In your new Project nDisplay plugin, open nDisplay/Binaries/Win64/UE4Editor.modules
Open up the same modules file from the installed Engine (C:\Program Files\Epic Games\UE_4.27\Engine\Plugins\Runtime\nDisplay\Binaries\Win64\UE4Editor.modules)
Copy the “BuildId” from the engine project into your custom compiled nDisplay.
Open your project and profit!
The build ID should go from a long hex to a relatively low number. For my .27 installation I went from “2a91d8a4-7699-45c8-88c9-556fd2467644” to “17155196”
What did I do and why?
Delete all checks whether the game is currently running. This means the preview will keep running when playing the game or when rendering a movie. While I didn’t check, I expect this change to break usual nDisplay operations. So only do this for rendering the Unreal project to video.
Copy the compiled engine plugin into the project plugin. Project plugins take priority over engine plugins which allows all your team members to properly render out scenes with nDisplay.
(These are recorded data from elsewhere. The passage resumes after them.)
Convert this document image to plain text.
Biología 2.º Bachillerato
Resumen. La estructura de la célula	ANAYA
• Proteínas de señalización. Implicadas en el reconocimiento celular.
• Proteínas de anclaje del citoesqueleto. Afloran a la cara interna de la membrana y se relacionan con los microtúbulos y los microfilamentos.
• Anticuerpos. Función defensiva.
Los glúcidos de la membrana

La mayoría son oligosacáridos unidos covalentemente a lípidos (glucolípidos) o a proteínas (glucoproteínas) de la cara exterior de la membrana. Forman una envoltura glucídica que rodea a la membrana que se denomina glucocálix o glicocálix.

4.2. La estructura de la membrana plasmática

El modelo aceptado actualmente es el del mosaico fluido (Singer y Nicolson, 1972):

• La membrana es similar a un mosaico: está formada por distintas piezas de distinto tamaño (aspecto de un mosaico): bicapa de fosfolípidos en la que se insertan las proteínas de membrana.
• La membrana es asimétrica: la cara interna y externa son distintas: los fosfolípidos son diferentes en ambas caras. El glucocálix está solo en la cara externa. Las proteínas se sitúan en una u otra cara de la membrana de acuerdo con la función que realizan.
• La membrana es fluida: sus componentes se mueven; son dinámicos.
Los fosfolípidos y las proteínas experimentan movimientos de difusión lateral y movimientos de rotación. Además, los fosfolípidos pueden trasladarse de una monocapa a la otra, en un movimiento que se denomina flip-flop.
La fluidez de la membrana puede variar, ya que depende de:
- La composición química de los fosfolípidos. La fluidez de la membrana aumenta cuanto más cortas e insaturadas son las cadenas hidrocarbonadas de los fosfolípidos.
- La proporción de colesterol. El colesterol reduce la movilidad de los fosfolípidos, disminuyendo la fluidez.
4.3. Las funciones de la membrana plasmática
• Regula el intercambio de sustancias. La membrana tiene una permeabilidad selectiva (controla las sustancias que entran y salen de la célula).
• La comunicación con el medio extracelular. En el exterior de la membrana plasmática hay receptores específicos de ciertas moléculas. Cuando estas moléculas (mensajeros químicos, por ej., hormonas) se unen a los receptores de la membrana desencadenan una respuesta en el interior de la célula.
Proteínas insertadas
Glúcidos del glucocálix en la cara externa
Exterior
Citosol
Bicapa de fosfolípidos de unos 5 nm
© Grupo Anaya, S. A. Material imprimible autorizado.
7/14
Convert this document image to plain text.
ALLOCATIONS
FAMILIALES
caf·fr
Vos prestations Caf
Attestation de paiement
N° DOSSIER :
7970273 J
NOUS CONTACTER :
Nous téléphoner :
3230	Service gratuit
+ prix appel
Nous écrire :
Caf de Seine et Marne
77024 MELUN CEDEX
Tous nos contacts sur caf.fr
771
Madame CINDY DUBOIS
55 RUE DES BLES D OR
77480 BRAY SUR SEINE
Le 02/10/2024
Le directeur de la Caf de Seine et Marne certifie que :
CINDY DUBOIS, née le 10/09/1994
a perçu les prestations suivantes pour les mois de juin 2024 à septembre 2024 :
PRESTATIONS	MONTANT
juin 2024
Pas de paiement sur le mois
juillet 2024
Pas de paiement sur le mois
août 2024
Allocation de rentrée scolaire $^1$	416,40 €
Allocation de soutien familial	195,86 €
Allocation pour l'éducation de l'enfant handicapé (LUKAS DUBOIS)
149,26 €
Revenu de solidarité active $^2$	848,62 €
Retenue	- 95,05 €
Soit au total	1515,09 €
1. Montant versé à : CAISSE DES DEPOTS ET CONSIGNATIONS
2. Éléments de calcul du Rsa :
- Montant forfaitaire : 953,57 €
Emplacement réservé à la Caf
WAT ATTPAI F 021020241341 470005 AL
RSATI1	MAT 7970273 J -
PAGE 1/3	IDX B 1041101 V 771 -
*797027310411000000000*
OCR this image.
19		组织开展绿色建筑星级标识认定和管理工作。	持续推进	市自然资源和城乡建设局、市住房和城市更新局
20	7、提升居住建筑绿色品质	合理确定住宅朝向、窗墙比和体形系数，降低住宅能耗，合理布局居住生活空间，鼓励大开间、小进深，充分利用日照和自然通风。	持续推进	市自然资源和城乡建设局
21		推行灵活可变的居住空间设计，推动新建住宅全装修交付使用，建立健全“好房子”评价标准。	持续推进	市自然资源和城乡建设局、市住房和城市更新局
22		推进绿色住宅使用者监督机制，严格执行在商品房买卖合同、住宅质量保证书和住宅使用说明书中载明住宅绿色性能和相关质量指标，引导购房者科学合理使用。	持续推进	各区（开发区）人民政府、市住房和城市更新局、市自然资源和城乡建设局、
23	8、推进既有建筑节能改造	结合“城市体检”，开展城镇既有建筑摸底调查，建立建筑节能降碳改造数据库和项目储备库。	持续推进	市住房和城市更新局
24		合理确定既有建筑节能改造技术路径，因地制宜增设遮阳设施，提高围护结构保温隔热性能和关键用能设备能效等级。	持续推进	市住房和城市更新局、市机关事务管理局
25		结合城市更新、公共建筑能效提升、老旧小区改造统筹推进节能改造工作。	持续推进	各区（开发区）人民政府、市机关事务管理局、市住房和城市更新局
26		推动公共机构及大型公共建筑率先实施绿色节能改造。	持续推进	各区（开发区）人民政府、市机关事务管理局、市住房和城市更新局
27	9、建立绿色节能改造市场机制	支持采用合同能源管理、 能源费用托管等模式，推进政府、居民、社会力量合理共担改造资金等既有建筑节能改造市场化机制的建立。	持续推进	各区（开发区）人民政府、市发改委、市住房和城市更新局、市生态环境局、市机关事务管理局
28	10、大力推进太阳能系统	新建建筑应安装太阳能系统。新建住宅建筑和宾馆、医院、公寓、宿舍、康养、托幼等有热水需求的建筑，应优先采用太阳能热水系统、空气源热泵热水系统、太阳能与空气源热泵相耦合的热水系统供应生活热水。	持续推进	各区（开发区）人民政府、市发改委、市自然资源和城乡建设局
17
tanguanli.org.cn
However, by default it will be detected as “compiled with a different engine version”. This is usually a useful check to make sure everything remains compatible. But we deliberately compiled the plugin to work with the same engine version. Meaning it is compatible, Unreal just doesn’t register this. So
We pretend the plugin was built with the correct engine version. We circumvent the check by manually entering the known ID and make Unreal believe it was compiled correctly for this version. Since we know for sure this is the case there shouldn’t be any issues.
Hello! Thanks for the explanation… We are also trying to render via Ndisplay, but no luck yet… Did you use sequencer or movie export? how did you connect ndisplay config with standart cameras? It would be awesome if you explain a bit more about rendering process…
I can answer you those questions but just a word of warning. The settings on the preview cameras are broken and you will not get good quality recordings in engine. Reflections, colors and light in general are not working right. It appears Epic truly meant for it to be nothing but a preview.
We ended up creating a setup where we’d have calibration textures as planes for the surfaces we wanna render. Render everything at a significantly higher resolution and then project that output in after effects into the movie files we wanted.
During this test period I rendered it out via the rendering queue. Using a custom util that would grab the planes from NDisplay, look up the material and assign it to a UI widget.
When setting up your ndisplay config you define planes. If you keep a reference to your nDisplay actor you can look up the components by name or set up tags as convenient.
Get the material of the plane. Which is a dynamic instanced material that has everything setup to display the nDisplay preview. You can apply this material to an image or other widget element that allows you to apply materials.